Sivas Milletvekili Malik Ejder Özdemir'in 2 Temmuz'un "aydınlanma günü" olması için yasa teklifi verdiğini; ancak bunun AKP'nin oyları ile reddedildiğini kaydeden Kılıçdaroğlu, "CHP'nin iktidarında 2 Temmuz mutlaka 'aydınlanma günü' olacaktır" diye konuştu.
Divriği Külliyesi ile Darüşşifasının UNESCO tarafından dünya kültür mirası listesine konulduğunu; ancak bu külliyenin onarılamadığını, buna ilişkin yasanın da yine AKP tarafından reddedildiğini anlatan Kılıçdaroğlu, "Ama bizim iktidarımızda endişeniz olmasın. Orası için özel yasa çıkaracağız ve dünya kültür mirasına armağan edeceğiz" dedi.

Yurttaşların "Başbakan Kemal" sloganları atması üzerine Kılıçdaroğlu, "Ne derseniz deyin. Ama bu Kemal sizin Kemalinizdir. Bunu unutmayın. Çünkü ben insanımı seviyorum, zengin yoksul ayrımı yapmıyorum. İnanç ayrımı yapmıyorum, etnik kimlik ayrımı yapmıyorum" diye konuştu.

Kılıçdaroğlu, uzun süredir siyasette olmadığını 2002'den buya milletvekili olduğunu kaydederken, "Ama ilk kez siyasette gençlerin ve kadınların bu kadar coşkulu olduğunu görüyorum. Bu beni mutlu ediyor. Ve bu Türkiye'de demokrasinin kökleştiğini gösteriyor" şeklinde konuştu.

Buradakilere "Parlamentoda naylon faturacı, ihaleye fesat karıştıran, kalpazan milletvekili görmek istiyor musunuz?" diye soran Kılıçdaroğlu, "Hayır" yanıtını alınca buradakilerden sandığa gitmelerini ve CHP'ye oy vermelerini istedi.

Başbakan Recep Tayyip Erdoğan'dan yine "Recep Bey" diye bahseden Kılıçdaroğlu, Başbakan Erdoğan'ın sözlerinin ve kimyasını bozulduğunu ileri sürerek "Şimdi sıra geldi Recep Beylerin düzenini değiştirmeye" dedi.

Nazım Hikmet'in "Yaşamak bir ağaç gibi tek ve hür ve bir orman gibi kardeşçesine" dizlerini anımsatan Kılıçdaroğlu, "Bu anlayışla doğuyu-batıyı, kuzeyi-güneyi birleştireceğiz.
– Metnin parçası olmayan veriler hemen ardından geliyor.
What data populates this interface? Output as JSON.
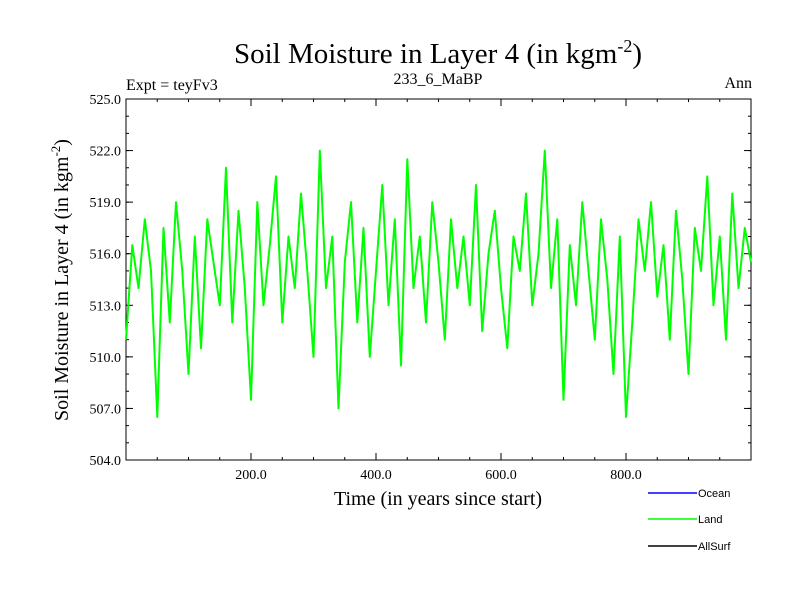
{
  "chart_data": {
    "type": "line",
    "title": "Soil Moisture in Layer 4 (in kgm",
    "title_sup": "-2",
    "title_close": ")",
    "subtitle_left": "Expt = teyFv3",
    "subtitle_center": "233_6_MaBP",
    "subtitle_right": "Ann",
    "xlabel": "Time (in years since start)",
    "ylabel": "Soil Moisture in Layer 4 (in kgm",
    "ylabel_sup": "-2",
    "ylabel_close": ")",
    "xlim": [
      0,
      1000
    ],
    "ylim": [
      504.0,
      525.0
    ],
    "xticks": [
      200,
      400,
      600,
      800
    ],
    "xtick_labels": [
      "200.0",
      "400.0",
      "600.0",
      "800.0"
    ],
    "yticks": [
      504,
      507,
      510,
      513,
      516,
      519,
      522,
      525
    ],
    "ytick_labels": [
      "504.0",
      "507.0",
      "510.0",
      "513.0",
      "516.0",
      "519.0",
      "522.0",
      "525.0"
    ],
    "series": [
      {
        "name": "Land",
        "color": "#00ff00",
        "x": [
          0,
          10,
          20,
          30,
          40,
          50,
          60,
          70,
          80,
          90,
          100,
          110,
          120,
          130,
          140,
          150,
          160,
          170,
          180,
          190,
          200,
          210,
          220,
          230,
          240,
          250,
          260,
          270,
          280,
          290,
          300,
          310,
          320,
          330,
          340,
          350,
          360,
          370,
          380,
          390,
          400,
          410,
          420,
          430,
          440,
          450,
          460,
          470,
          480,
          490,
          500,
          510,
          520,
          530,
          540,
          550,
          560,
          570,
          580,
          590,
          600,
          610,
          620,
          630,
          640,
          650,
          660,
          670,
          680,
          690,
          700,
          710,
          720,
          730,
          740,
          750,
          760,
          770,
          780,
          790,
          800,
          810,
          820,
          830,
          840,
          850,
          860,
          870,
          880,
          890,
          900,
          910,
          920,
          930,
          940,
          950,
          960,
          970,
          980,
          990,
          1000
        ],
        "values": [
          511.0,
          516.5,
          514.0,
          518.0,
          515.0,
          506.5,
          517.5,
          512.0,
          519.0,
          515.0,
          509.0,
          517.0,
          510.5,
          518.0,
          515.5,
          513.0,
          521.0,
          512.0,
          518.5,
          514.0,
          507.5,
          519.0,
          513.0,
          516.5,
          520.5,
          512.0,
          517.0,
          514.0,
          519.5,
          515.0,
          510.0,
          522.0,
          514.0,
          517.0,
          507.0,
          515.5,
          519.0,
          512.0,
          517.5,
          510.0,
          515.0,
          520.0,
          513.0,
          518.0,
          509.5,
          521.5,
          514.0,
          517.0,
          512.0,
          519.0,
          515.5,
          511.0,
          518.0,
          514.0,
          517.0,
          513.0,
          520.0,
          511.5,
          516.0,
          518.5,
          514.0,
          510.5,
          517.0,
          515.0,
          519.5,
          513.0,
          516.0,
          522.0,
          514.0,
          518.0,
          507.5,
          516.5,
          513.0,
          519.0,
          515.0,
          511.0,
          518.0,
          514.5,
          509.0,
          517.0,
          506.5,
          512.0,
          518.0,
          515.0,
          519.0,
          513.5,
          516.5,
          511.0,
          518.5,
          514.5,
          509.0,
          517.5,
          515.0,
          520.5,
          513.0,
          517.0,
          511.0,
          519.5,
          514.0,
          517.5,
          515.5
        ]
      }
    ],
    "legend": {
      "position": "bottom-right",
      "entries": [
        {
          "name": "Ocean",
          "color": "#0000ff"
        },
        {
          "name": "Land",
          "color": "#00ff00"
        },
        {
          "name": "AllSurf",
          "color": "#000000"
        }
      ]
    }
  }
}
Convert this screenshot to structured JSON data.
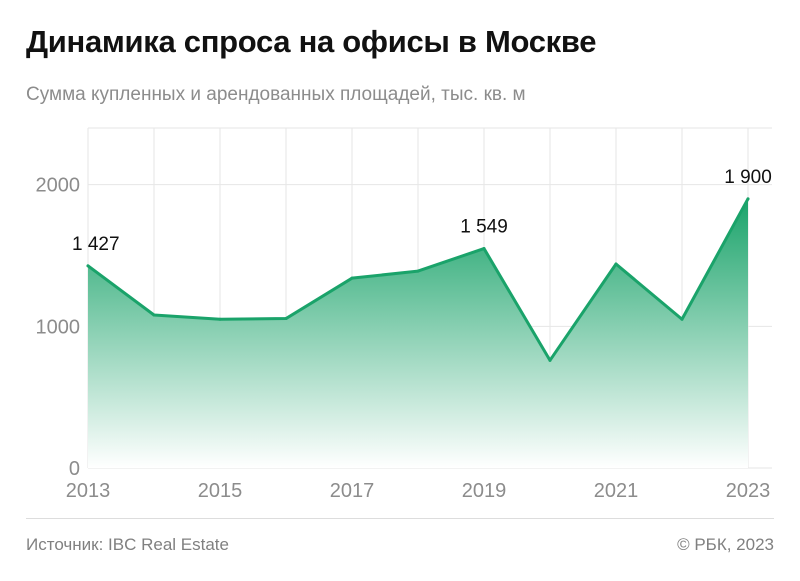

Terörü el birliği yok edeceğiz. İnsanın insana kulluğunu yok edeceğiz" dedi.

Sav: Yapılan değerlendirmelerin benimle ilgisi yok

Öte yandan, Kılıçdaroğlu'nun konuşmasından önce gazetecilerin sorularını yanıtlayan CHP Genel Sekreteri Önder Sav, CHP Manisa Milletvekili Şahin Mengü'nün,

"Bu konu parti içinde çok dillenmeye başlamıştı. O kadar çok dillenmeye başlamıştı ki, bırakın halk tabanını, CHP milletvekilleri bile 'Bu iş nereye gidiyor' diye soruyordu. CHP Genel Sekreteri Önder Sav 3 yıl önce bana, 'Deniz ile bu iş gitmeyecek, çıkarı yok bu işin' demişti"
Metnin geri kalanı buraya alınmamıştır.